Digging in the Dark

Smart Business, April 2002
by Thomas Claburn

There are companies out there that could tell you how to make a lot of money with data mining. Then they'd have to kill you.

OK, we're exaggerating. But only a little.

"Is this an actual phenomenon? Yes," says Frank Gillett, a Forrester Research senior analyst, adding that companies that "find something with [data mining] tend to want to keep really quiet."

The obvious reason is that any technology has greater value if your competitors don't have it. "Because if you get into an arms race where your competitors and you are both doing data mining, then the value is diminished," Gillett says. "One of the results of data mining can be a predictive model. And that model is good as long as the original conditions in which it was created don't change. But if people are changing behavior to adjust to what you're doing, then the model decays."

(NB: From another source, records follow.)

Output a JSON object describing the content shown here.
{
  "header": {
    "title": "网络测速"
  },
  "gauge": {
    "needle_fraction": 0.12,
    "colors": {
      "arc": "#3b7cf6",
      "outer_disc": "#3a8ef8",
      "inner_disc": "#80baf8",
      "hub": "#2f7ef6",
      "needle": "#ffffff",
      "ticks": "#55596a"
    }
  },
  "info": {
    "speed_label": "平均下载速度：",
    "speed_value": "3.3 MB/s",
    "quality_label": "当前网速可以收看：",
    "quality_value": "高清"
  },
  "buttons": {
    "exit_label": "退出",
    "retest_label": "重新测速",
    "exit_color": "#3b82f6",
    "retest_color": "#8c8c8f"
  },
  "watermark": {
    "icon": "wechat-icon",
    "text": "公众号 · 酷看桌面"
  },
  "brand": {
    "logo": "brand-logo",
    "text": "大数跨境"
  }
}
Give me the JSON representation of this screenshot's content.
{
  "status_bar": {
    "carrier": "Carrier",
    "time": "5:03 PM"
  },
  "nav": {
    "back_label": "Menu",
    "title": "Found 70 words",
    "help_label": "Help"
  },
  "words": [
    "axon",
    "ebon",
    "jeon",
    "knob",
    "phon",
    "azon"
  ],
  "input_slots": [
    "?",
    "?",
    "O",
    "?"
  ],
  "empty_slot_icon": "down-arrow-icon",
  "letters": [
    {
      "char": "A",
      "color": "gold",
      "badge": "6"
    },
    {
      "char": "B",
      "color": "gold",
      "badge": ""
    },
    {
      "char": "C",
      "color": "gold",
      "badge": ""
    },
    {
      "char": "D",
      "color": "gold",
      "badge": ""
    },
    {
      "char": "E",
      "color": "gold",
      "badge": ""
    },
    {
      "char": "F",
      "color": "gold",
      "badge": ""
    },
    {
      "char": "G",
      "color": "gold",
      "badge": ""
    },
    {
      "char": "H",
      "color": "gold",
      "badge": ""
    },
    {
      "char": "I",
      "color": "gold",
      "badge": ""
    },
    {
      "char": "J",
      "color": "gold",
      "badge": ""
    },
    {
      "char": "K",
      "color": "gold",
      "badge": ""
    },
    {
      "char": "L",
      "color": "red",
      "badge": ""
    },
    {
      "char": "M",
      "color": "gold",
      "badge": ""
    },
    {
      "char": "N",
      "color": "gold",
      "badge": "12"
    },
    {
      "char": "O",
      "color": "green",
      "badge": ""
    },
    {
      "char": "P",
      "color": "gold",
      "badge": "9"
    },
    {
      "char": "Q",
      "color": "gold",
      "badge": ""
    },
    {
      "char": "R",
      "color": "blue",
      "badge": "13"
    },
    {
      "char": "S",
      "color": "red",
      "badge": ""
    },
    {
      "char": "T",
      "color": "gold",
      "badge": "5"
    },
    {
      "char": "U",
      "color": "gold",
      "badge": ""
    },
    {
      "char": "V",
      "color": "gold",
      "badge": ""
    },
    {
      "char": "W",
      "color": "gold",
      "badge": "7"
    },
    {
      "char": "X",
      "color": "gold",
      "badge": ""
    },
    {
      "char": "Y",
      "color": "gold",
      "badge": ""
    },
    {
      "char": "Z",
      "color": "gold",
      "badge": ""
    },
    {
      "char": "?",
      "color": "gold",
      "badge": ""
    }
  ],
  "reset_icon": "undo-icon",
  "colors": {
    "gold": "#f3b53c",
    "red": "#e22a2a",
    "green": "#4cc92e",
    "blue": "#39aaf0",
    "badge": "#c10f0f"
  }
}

That's precisely the reason that Tom Rhoton, former director of product marketing at WhizBang Labs, couldn't disclose the name of the Global 100 telecommunications hardware provider that used his company's product to automatically eliminate discrepancies and redundancies in 800,000 Web pages prior to relaunching its Web site—a task that would have been impossible without WhizBang's technology. The company's product scours the Web and extracts the specific data you're looking for from myriad, unstructured sources.

Another WhizBang customer that insists on anonymity is a national online business directory. Thanks to WhizBang's unique data-extraction capabilities, the directory can help customers in, say, Philadelphia find out when certain government offices or utilities are open, what neighborhood restaurants are serving the freshest fish, or where the closest theater is located—and what movies are showing there. "Information that granular on any kind of a scale at all would be next to impossible for you to maintain and update without an approach like ours because it would be just ridiculously labor intensive," says Rhoton.

WhizBang Labs counts Dun & Bradstreet, FlipDog.com, and the U.S. Department of Labor among the clients that it's allowed to name. FlipDog.com was actually created to showcase WhizBang's technology, which is used on the site to compile up-to-date job listings culled from corporate postings across the Web. FlipDog worked so well that No. 1 job site Monster.com bought it rather than try to compete.

Business information provider Dun & Bradstreet hired WhizBang to create a data product that it could resell. WhizBang scoured the Web for information about the most e-commerce–enabled businesses and put it into a database. "The day we signed this agreement with Dun & Bradstreet," Rhoton says, "they made an announcement to Wall Street that they would sell this data set for between $7 million and $10 million the very first year." (Neither Dun & Bradstreet nor current executives at WhizBang would confirm this number; Rhoton is no longer with the company.)

Rhoton couldn't disclose how much D&B paid, but says WhizBang's fees depend on how much data you want, how many sites you want to search, and how often you need to do it—typically ranging from $30,000 to $1 million or more.

Secret Weapons: Data Mining Tools

Dozens of companies can help you sort through data to find the exact information you need, depending, of course, on what you're looking to find.

Autonomy
Organizes unstructured data from e-mail, the Web, and other sources, making it easier to classify, store, and analyze.

ClearForest
Reads vast amounts of text, extracts the relevant information, and provides visual, interactive executive summaries.

Ingenix
Provides health-care information solutions, including actuarial consulting and data analytics.

Lingo Motors
Uses technology dubbed Ordinary Language, which lets search engines understand queries structured the way people talk.

Semio
Categorizes information to make searches fast and easy.

WhizBang Labs
Creates information-extraction technologies that automatically find, classify, extract, and compile data from a variety of sources.